I am a stickler for the rules when it comes to many things in life and this propensity for reading manuals and following instructions has given me a fairly good aptitude for navigating bureaucracy and similarly complex systems like customer service queues. and thus I've sort of thrived in this crazy environment and at least got vaccinated and I now feel fairly on track to get Tobie an appointment once more slots open up. And I think I was able to help my friend take those first steps as well, provided more schedules open up in her area.

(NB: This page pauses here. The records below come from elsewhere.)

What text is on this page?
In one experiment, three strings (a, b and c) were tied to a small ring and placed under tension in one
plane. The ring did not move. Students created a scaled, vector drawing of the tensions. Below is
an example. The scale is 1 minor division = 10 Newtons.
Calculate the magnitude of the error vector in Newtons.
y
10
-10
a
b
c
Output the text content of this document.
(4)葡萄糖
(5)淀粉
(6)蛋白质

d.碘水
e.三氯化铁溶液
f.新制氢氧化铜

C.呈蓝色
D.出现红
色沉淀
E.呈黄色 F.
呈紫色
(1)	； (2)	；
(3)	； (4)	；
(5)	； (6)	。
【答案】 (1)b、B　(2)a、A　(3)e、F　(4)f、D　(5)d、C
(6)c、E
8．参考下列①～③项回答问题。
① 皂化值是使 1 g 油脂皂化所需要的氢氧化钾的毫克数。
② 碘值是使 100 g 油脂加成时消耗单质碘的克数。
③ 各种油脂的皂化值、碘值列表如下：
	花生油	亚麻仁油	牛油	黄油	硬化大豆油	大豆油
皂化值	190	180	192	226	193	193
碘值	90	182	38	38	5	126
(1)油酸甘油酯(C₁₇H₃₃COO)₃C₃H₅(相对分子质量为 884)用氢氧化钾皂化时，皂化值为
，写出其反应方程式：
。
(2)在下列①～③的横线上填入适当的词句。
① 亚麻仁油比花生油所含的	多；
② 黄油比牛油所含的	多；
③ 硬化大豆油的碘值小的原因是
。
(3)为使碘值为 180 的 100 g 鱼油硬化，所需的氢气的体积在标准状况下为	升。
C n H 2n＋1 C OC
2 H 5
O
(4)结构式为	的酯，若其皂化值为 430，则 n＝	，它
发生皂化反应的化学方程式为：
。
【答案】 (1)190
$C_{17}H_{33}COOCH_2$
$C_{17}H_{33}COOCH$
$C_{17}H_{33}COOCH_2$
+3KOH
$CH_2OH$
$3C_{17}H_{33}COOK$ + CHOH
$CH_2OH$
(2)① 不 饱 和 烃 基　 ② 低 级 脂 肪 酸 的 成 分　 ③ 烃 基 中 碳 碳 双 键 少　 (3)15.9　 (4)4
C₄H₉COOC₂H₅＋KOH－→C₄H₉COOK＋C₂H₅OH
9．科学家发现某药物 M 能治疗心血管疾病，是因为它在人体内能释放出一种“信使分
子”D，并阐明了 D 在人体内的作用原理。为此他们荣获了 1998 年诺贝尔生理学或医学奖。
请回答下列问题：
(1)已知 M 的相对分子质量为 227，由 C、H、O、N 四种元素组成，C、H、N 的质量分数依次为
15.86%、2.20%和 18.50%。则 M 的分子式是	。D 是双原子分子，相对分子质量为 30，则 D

But I can imagine that beyond the notion of vaccine hesitancy, this mishmash of different systems and requirements is probably one of the biggest barriers to getting more people vaccinated. If it's already hard for digital natives to get through the different online databases and scheduling systems, what more for those who don't even have regular access to the internet or only have devices that just meet the minimum standards of being called smartphones? As potentially convenient online platforms can be for many things, I'm sure there's still an opportunity when it comes to relying on these systems for something as important as our national vaccination effort, which is essentially the backbone of our actual pandemic response.
What more those who just aren't comfy with technology like the more vulnerable senior citizens and others who just avoid putting their data online whenever possible. How many people aren't getting vaccinated because of all these complications and challenges?
Just look at what happened in the city of Manila after they announced that things would shift to allow for walk-ins. Online appointment systems can be intimidating, but lining up for something is something that a lot of people can understand and so many people turned up even for just the chance of getting a shot. This is not an ideal solution of course, but it just illustrates how differences in complexity can greatly affect participation. And that's something the government needs to think about in terms of how to best utilize our limited vaccine supplies in a manner that protects the most vulnerable first.
We can do better and we NEED to do better. We have a very long way to go before we approach anything close to the idea of herd immunity. And we can't really afford to drag our feet when it comes to this.